Tom, tall, thin and narrow-chested, soon to become an invalid, did not remain long in the warehouse. To us but a shadowy figure, we know little of his movements. There is a bare record of a visit to Lyons. As Abbey had an interest in a hatter's in the Poultry and Lyons was a centre for hatmaking, Tom may have been sent there to gain some knowledge of the trade. But Tom was not fitted for the battle of life. His illness, combined with the cost of maintaining Keats at Guy's, was a heavy drain on the estate.
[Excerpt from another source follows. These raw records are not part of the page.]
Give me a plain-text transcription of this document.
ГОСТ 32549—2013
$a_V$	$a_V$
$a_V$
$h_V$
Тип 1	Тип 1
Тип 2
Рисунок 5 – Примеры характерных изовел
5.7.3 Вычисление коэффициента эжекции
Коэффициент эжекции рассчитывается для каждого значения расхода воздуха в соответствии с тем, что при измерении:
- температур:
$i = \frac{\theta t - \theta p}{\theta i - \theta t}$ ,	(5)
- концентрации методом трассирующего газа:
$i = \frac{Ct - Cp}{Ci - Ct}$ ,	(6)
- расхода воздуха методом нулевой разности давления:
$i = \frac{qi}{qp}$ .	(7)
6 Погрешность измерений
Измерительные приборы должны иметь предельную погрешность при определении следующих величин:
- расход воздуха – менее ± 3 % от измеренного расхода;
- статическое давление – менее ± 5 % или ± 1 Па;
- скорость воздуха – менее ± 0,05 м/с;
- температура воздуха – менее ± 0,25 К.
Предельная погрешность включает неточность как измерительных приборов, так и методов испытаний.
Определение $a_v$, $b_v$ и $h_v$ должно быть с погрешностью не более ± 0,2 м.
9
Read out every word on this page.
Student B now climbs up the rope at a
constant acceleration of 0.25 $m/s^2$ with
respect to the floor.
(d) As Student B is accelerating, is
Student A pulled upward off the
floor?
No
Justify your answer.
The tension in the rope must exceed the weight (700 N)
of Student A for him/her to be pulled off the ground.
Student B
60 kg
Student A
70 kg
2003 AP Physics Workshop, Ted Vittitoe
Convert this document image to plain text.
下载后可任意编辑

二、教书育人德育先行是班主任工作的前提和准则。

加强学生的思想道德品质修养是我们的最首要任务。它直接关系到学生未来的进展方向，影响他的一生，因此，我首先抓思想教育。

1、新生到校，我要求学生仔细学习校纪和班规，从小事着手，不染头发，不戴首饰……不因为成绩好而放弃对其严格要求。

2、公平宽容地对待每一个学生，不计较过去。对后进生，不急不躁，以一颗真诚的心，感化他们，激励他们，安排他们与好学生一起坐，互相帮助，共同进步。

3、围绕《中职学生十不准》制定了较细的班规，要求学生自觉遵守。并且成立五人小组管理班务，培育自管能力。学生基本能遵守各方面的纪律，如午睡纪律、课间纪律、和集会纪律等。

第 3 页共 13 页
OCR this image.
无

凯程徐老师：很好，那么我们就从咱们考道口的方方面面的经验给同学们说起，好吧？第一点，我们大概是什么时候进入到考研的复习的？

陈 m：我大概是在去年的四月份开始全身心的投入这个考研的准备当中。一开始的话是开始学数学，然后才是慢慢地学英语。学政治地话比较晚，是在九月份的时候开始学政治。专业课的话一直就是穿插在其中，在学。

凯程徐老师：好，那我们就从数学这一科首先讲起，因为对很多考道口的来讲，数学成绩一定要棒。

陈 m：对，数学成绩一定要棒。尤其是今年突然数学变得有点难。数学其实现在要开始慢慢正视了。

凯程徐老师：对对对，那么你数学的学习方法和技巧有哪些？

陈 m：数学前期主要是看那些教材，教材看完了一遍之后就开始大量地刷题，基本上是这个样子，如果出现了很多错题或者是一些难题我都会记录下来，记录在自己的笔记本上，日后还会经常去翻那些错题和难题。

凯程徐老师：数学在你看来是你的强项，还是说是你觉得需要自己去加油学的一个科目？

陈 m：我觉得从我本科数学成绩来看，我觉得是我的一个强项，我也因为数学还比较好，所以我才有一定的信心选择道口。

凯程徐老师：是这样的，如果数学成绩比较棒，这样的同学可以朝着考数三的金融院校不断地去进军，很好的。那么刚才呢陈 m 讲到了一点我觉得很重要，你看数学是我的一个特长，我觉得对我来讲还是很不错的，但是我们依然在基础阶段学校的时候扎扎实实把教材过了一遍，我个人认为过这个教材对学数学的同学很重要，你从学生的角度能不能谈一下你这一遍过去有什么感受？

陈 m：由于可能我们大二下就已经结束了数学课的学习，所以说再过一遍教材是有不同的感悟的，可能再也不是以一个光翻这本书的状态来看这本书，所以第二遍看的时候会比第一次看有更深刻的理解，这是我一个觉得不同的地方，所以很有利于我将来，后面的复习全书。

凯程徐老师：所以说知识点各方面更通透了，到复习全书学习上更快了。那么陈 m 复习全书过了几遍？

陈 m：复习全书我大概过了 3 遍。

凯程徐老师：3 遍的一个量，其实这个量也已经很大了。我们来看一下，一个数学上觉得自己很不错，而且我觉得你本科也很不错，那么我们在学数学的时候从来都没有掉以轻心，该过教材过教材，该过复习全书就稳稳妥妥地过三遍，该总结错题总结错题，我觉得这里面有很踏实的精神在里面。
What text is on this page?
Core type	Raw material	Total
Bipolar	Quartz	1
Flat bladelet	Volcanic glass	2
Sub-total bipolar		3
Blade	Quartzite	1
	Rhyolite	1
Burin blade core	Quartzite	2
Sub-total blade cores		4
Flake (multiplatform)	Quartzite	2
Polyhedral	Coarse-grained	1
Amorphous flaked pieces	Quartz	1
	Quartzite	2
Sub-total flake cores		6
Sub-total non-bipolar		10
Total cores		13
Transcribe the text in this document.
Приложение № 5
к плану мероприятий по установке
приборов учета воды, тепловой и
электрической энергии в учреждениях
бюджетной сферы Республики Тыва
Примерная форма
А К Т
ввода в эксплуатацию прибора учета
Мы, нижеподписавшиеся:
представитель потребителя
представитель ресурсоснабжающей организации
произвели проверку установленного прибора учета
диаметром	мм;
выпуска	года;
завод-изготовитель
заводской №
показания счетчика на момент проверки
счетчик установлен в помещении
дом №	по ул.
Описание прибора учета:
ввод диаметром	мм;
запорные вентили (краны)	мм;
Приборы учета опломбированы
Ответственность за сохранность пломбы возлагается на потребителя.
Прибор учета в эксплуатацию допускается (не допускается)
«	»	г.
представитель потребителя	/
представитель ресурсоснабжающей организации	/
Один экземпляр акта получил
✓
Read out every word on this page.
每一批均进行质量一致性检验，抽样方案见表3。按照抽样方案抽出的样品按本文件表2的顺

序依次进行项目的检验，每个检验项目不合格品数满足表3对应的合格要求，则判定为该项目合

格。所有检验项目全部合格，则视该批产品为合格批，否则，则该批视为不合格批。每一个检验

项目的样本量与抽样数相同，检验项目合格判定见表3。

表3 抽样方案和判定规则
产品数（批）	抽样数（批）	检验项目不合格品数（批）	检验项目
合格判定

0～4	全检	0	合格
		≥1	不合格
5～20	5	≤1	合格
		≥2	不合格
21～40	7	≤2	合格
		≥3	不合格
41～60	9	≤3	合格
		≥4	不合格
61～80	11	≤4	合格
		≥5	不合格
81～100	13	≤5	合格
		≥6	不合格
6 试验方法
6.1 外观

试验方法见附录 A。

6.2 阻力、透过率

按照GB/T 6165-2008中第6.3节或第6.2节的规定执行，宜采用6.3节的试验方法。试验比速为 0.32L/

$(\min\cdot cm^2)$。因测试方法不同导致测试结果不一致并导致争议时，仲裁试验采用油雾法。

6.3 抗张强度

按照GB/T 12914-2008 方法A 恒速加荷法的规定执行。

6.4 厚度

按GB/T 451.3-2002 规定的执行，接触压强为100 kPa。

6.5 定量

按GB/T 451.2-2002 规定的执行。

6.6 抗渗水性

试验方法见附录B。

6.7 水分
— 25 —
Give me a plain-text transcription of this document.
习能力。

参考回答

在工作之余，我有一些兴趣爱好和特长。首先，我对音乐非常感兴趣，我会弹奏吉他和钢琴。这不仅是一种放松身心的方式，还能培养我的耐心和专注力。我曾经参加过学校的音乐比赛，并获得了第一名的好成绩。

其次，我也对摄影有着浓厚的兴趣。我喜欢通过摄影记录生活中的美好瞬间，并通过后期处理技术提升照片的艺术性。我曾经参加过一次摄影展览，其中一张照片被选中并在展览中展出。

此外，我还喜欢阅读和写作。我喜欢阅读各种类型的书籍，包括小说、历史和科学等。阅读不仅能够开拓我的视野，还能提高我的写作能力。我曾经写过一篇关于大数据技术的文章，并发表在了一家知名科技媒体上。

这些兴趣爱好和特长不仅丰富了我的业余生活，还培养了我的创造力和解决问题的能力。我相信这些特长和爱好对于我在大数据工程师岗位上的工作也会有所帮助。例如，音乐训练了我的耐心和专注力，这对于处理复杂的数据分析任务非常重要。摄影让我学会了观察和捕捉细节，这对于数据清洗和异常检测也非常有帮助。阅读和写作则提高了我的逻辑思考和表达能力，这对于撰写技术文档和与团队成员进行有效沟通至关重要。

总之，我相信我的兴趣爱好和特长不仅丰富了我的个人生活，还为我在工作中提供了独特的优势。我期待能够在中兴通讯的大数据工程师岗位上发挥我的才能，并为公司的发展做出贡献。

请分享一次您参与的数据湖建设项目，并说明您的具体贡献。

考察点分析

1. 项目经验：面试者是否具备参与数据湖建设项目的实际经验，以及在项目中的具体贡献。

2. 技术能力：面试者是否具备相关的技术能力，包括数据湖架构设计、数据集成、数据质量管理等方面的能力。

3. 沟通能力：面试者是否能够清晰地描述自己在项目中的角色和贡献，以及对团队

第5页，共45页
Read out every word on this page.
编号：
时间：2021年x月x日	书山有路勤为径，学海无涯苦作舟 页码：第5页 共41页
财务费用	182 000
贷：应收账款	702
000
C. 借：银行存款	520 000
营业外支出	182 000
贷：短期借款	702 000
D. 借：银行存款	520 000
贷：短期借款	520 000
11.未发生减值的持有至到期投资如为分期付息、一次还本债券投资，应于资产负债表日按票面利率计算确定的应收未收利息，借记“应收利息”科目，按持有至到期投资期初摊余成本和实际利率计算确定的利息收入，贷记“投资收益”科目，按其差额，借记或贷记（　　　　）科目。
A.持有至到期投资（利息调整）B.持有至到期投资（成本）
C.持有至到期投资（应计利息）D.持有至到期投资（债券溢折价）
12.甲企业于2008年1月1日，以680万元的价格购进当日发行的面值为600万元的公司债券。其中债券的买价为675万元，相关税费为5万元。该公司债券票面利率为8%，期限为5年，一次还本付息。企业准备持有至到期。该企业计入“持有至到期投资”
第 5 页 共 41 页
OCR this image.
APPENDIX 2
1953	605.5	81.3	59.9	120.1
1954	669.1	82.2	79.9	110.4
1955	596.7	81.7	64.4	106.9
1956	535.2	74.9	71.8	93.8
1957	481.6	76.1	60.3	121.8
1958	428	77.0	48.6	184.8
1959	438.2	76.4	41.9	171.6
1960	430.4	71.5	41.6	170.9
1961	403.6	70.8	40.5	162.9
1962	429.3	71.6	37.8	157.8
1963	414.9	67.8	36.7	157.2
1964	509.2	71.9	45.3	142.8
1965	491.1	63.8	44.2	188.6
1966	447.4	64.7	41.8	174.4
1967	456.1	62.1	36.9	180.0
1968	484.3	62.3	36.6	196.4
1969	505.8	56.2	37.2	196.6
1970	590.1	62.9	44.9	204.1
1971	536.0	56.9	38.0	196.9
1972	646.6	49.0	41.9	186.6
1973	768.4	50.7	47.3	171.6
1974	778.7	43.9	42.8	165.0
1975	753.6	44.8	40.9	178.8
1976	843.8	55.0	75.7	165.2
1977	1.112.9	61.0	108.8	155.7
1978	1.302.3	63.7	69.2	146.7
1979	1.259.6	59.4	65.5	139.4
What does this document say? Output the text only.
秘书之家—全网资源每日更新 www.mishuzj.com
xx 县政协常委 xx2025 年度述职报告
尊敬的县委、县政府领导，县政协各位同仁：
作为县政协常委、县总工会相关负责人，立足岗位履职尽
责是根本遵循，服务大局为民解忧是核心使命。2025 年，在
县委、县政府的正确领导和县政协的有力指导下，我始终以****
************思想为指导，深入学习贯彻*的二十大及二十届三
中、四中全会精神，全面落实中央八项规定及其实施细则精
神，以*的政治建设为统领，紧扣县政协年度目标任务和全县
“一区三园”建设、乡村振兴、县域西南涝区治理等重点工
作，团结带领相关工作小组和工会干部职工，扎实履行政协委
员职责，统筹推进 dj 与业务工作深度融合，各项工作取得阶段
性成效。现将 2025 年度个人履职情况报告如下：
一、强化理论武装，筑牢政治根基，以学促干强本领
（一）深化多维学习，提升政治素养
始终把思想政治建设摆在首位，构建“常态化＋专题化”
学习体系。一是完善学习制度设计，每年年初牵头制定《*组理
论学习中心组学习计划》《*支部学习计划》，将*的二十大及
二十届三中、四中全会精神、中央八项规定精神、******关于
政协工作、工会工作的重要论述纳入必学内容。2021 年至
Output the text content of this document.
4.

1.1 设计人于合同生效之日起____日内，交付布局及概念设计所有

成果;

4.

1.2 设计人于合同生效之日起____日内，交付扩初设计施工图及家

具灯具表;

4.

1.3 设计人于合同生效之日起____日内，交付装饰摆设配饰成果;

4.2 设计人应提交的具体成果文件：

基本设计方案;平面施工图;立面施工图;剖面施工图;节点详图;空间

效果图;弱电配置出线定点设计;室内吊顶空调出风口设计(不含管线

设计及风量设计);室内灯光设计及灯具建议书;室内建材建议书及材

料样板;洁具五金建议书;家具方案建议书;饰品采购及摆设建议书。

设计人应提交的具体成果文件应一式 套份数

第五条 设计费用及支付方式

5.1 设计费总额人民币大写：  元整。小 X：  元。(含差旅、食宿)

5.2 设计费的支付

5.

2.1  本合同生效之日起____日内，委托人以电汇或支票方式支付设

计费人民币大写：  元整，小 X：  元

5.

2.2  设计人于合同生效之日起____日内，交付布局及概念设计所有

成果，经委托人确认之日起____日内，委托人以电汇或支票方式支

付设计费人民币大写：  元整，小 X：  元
Money difficulties were early to dog the steps of these unfortunate boys.

On Tom's seventeenth birthday, November 18th, 1816, John wrote a tender sonnet into which he put his love, the friendship between the brothers, their mutual delight in Shakespeare and a wish, pitiful to the reader, that they may long be together:

Small, busy flames play through the fresh laid coals,
And their faint cracklings o'er our silence creep
Like whispers of the household gods that keep
A gentle empire o'er fraternal souls.
And while, for rhymes, I search around the poles,
Your eyes are fix'd, as in poetic sleep,
Upon the lore so voluble and deep,
That aye at fall of night our care condoles.

____________________
1
Mason's, the oldest tea-shop in the City, stood on this site before it was destroyed by enemy action.